Tough rules curb real estate speculation in Hainan

  A real estate agent (left) answers queries from potential customers in Haikou, capital of Hainan province. [Photo by Xu Ersheng/for China Daily]

  Tough regulatory measures have led to a sharp property development decline in Hainan province, as total investment in the first three quarters of the year dropped by 10 percent year-on-year, according to figures from the Hainan Provincial Bureau of Statistics.

  The island province will continue to strictly control the real estate sector and establish a long-term mechanism using economic, legal and administrative means to ensure construction of public housing, and to meet global professionals' accommodation demand, senior officials said at the provincial economic conference held in Haikou, the provincial capital, on Thursday.

  Land supply will be prioritized for infrastructure projects required to aid the island's transformation into an international free-trade pilot zone, as well as the development of new high-tech industrial and social projects, the government officials said.

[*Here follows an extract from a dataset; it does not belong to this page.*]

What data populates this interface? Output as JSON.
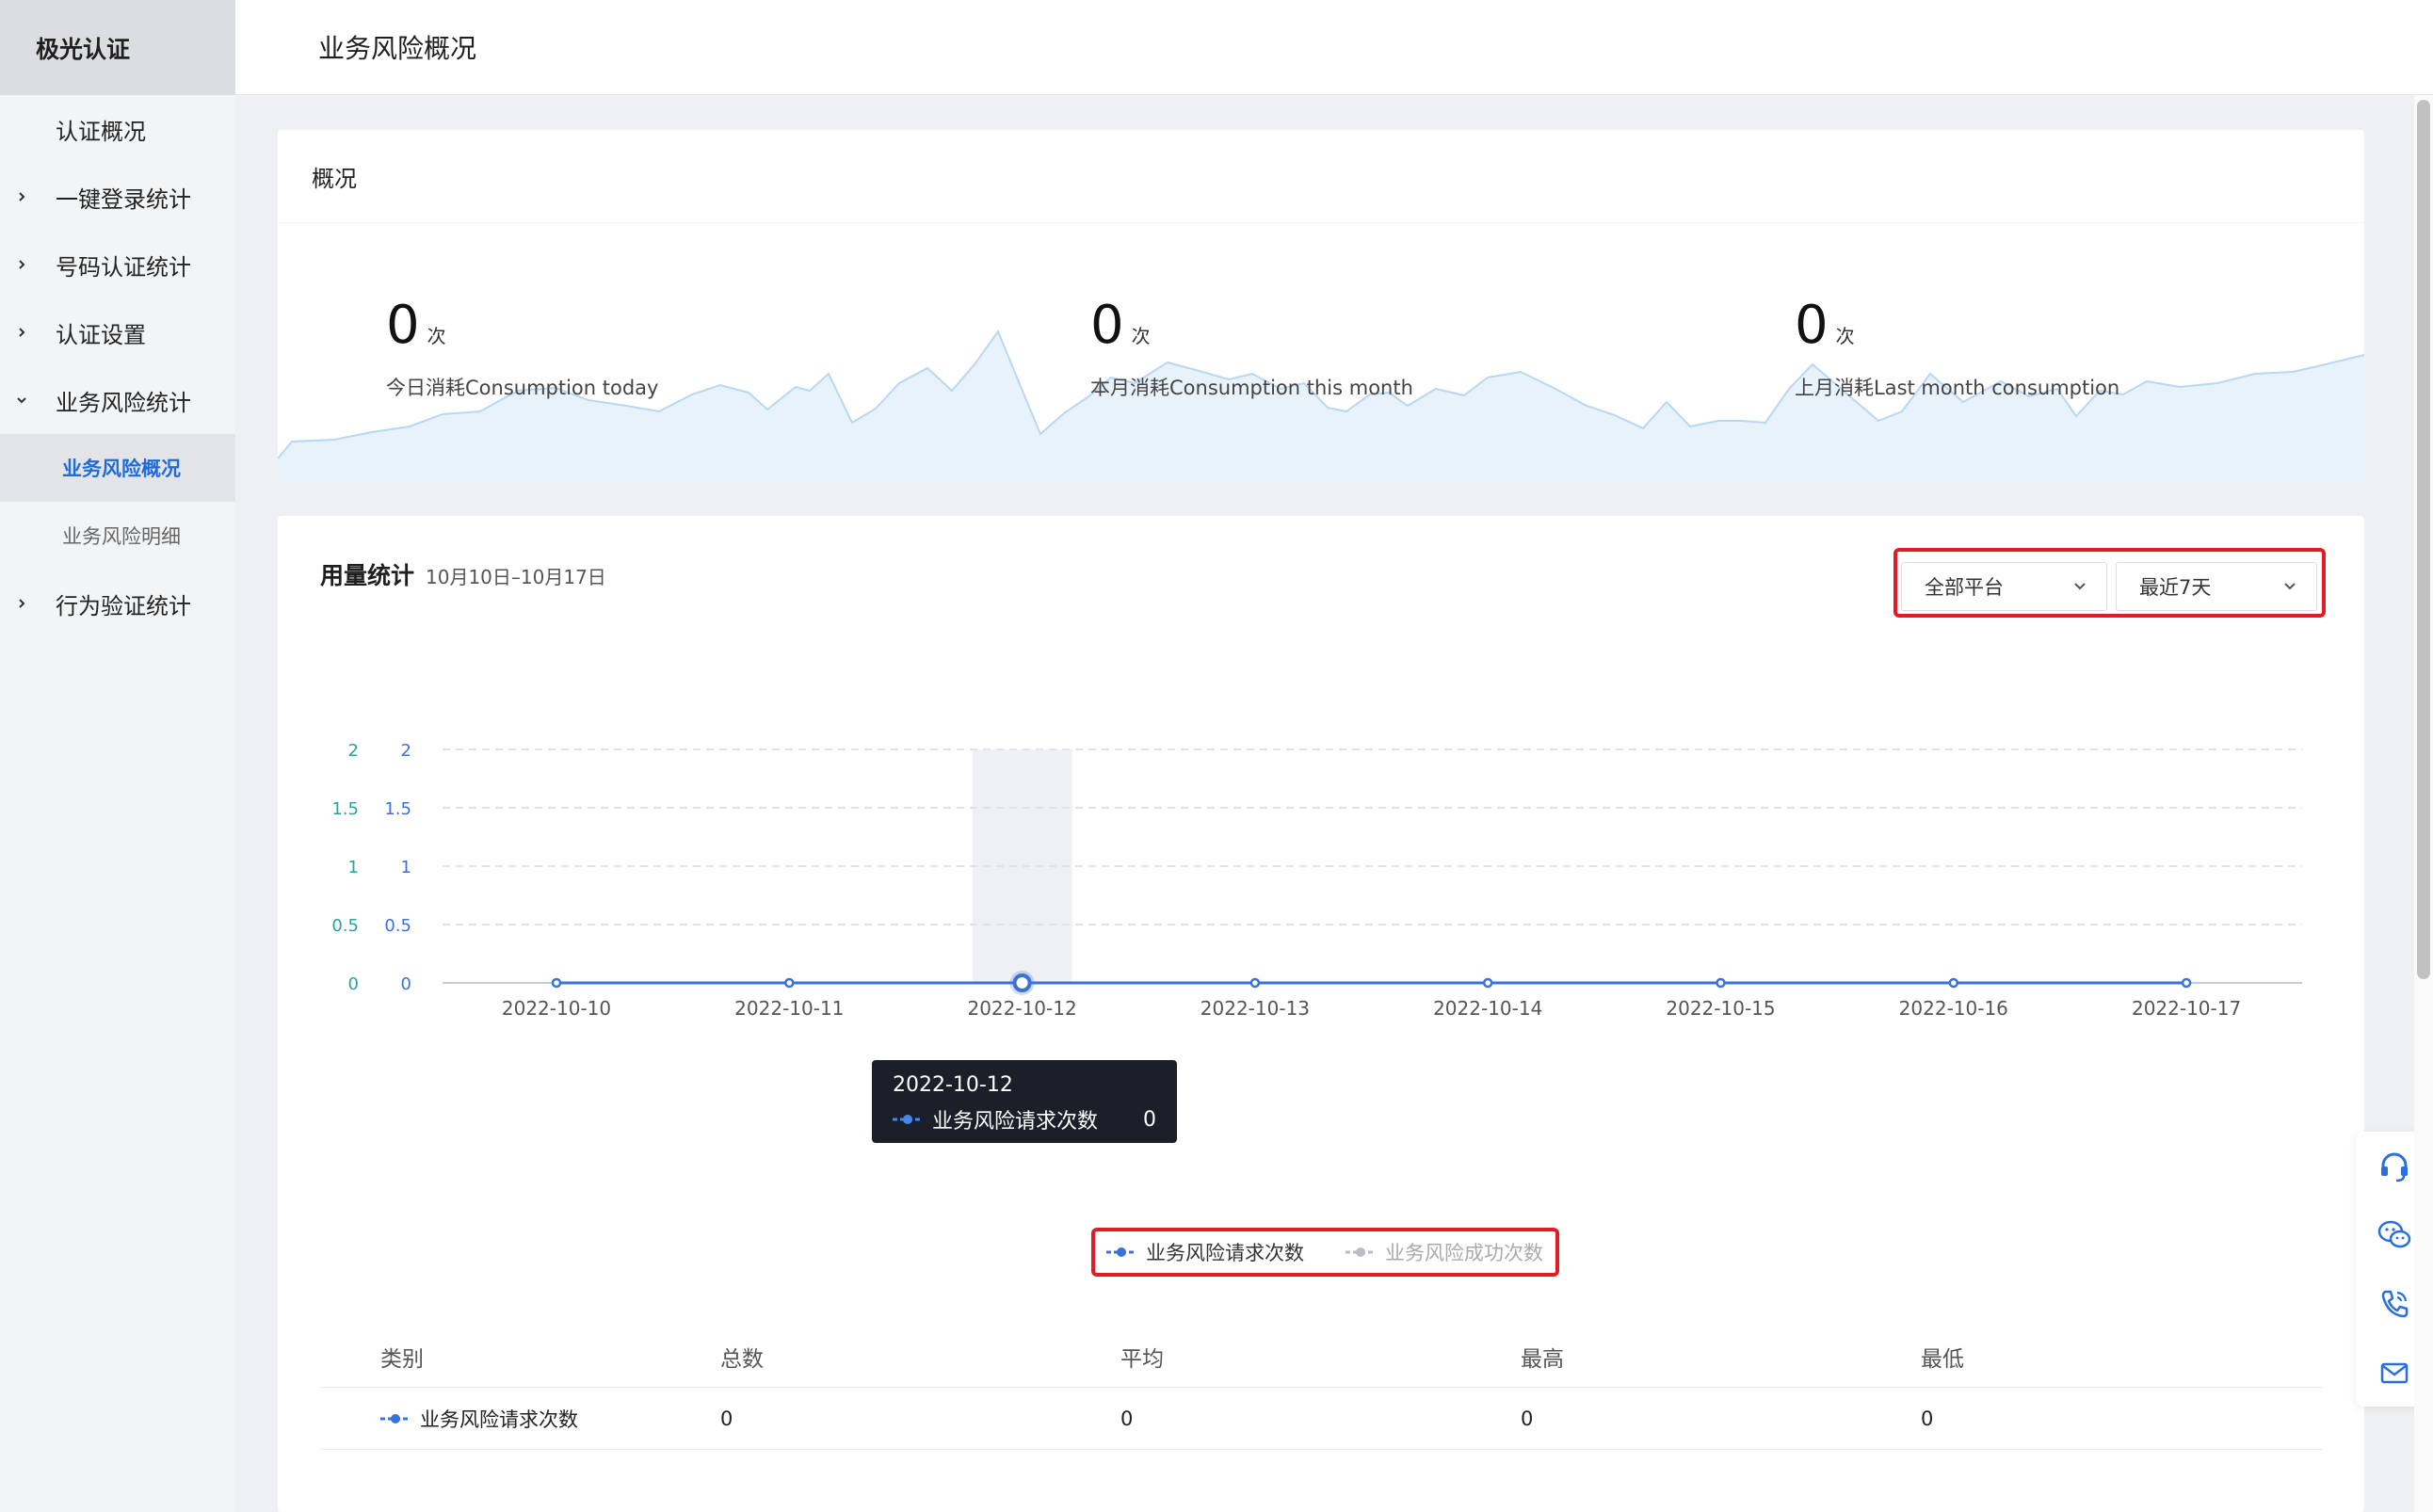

  The measures have started to take effect. Real estate investment accounted for 34 percent of the provinces GDP in the first three quarters of this year, dropping 10 percent from the same period of last year, which was then above the national average.

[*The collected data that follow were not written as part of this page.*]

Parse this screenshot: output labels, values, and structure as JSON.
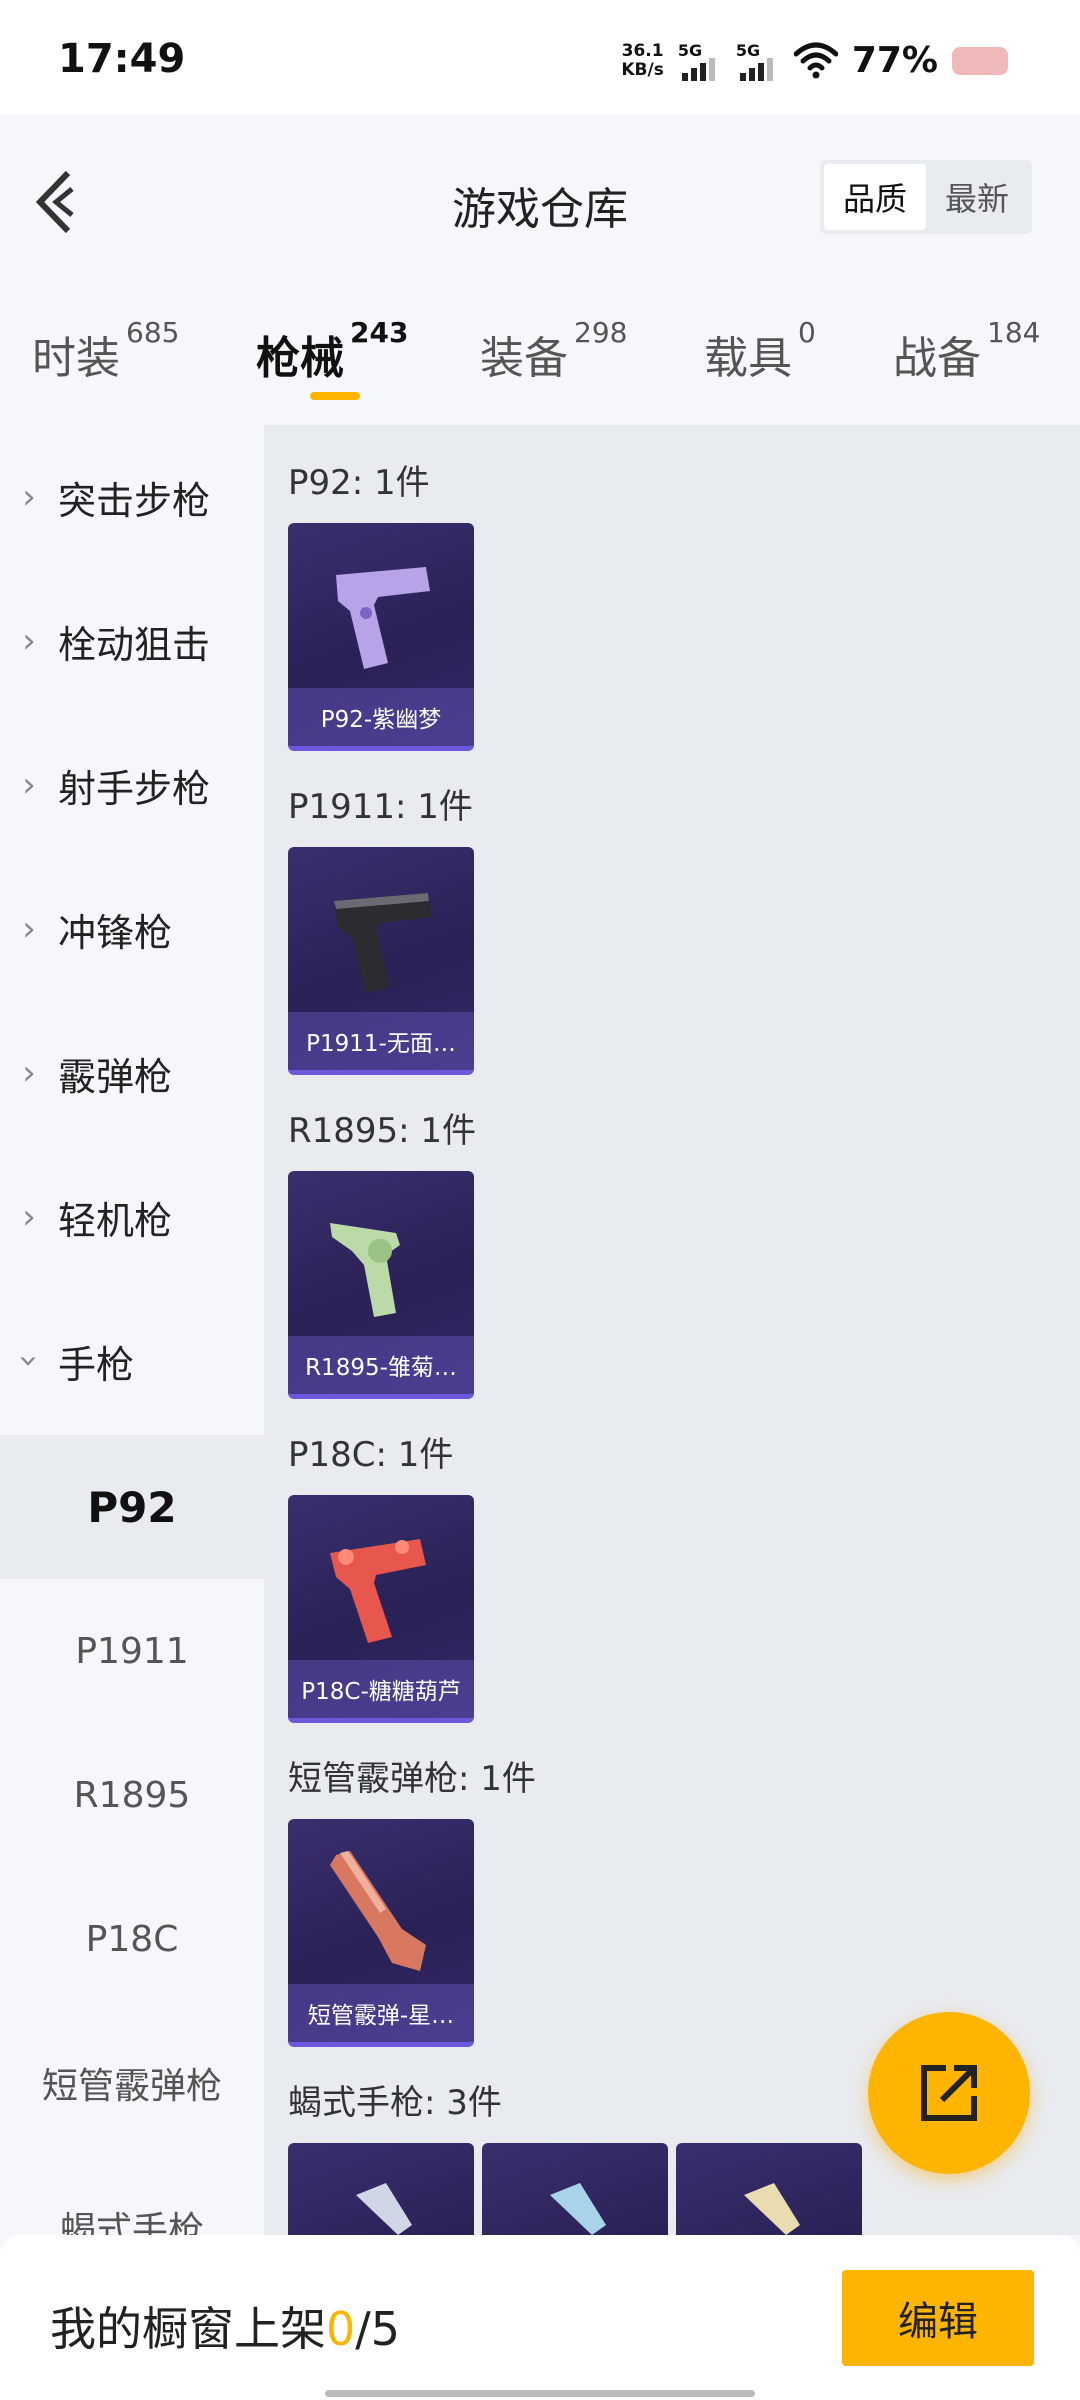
{
  "status_bar": {
    "time": "17:49",
    "speed_value": "36.1",
    "speed_unit": "KB/s",
    "sim1": "5G",
    "sim2": "5G",
    "battery": "77%"
  },
  "header": {
    "title": "游戏仓库",
    "sort_options": [
      "品质",
      "最新"
    ],
    "active_sort": "品质"
  },
  "tabs": [
    {
      "label": "时装",
      "count": "685"
    },
    {
      "label": "枪械",
      "count": "243"
    },
    {
      "label": "装备",
      "count": "298"
    },
    {
      "label": "载具",
      "count": "0"
    },
    {
      "label": "战备",
      "count": "184"
    }
  ],
  "active_tab": "枪械",
  "sidebar": {
    "categories": [
      "突击步枪",
      "栓动狙击",
      "射手步枪",
      "冲锋枪",
      "霰弹枪",
      "轻机枪",
      "手枪"
    ],
    "expanded": "手枪",
    "subitems": [
      "P92",
      "P1911",
      "R1895",
      "P18C",
      "短管霰弹枪",
      "蝎式手枪"
    ],
    "active_subitem": "P92"
  },
  "groups": [
    {
      "title": "P92: 1件",
      "items": [
        "P92-紫幽梦"
      ],
      "gun_color": "#b9a3e8"
    },
    {
      "title": "P1911: 1件",
      "items": [
        "P1911-无面…"
      ],
      "gun_color": "#2b2b30"
    },
    {
      "title": "R1895: 1件",
      "items": [
        "R1895-雏菊…"
      ],
      "gun_color": "#bcd9a8"
    },
    {
      "title": "P18C: 1件",
      "items": [
        "P18C-糖糖葫芦"
      ],
      "gun_color": "#e8574e"
    },
    {
      "title": "短管霰弹枪: 1件",
      "items": [
        "短管霰弹-星…"
      ],
      "gun_color": "#d87860"
    },
    {
      "title": "蝎式手枪: 3件",
      "items": [
        "",
        "",
        ""
      ],
      "gun_color": "#cfd6e6"
    }
  ],
  "bottom_bar": {
    "text_prefix": "我的橱窗上架",
    "shown": "0",
    "total": "/5",
    "edit_label": "编辑"
  }
}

  In the first 11 months of the year, commercial housing sales by area dropped by 36.5 percent to 13.77 million square meters, while sales by volume decreased by 21.2 percent to 190.47 billion yuan ($27.7 billion).

  Newly built housing totaled 17.86 million square meters, down 7.1 percent year-on-year, according to the local statistics bureau.

  The provincial government implemented the quota policy to curb housing market speculation and to develop the island as an international free-trade pilot zone in April.

  The new rules require nonresident homebuyers to provide 60 months of tax records in Hainan from at least one member of the applicant's family.

  A minimum 70 percent down payment is required for nonresidents who apply for commercial housing loans, and a five-year limit applies to reselling property on the island province.

  "Such regulations in Hainan are extremely necessary. The province used to rely too much on the real estate sector. In the long run, it is not a sustainable approach. The current pain following the regulation is the only way to make the transition," said Zhang Dawei, chief real estate analyst with Centaline Property.

  Data from the National Bureau of Statistics showed that total investment in the real estate sector in 31 provincial-level regions around the country in the first 11 months this year hit 11.08 trillion yuan, with Guangdong, Zhejiang and Jiangsu provinces taking the lead. Total realty investment in these provinces in 2017 was 10.97 trillion yuan.

  Zhang said China's real estate investment has been growing at a high level this year, and land transactions in many cities are also at a high level, especially in the first and second-tier cities, with developers showing strong enthusiasm for land acquisitions for residential housing.

  Housing companies have also entered third and fourth-tier cities, driving up land sales, Zhang added.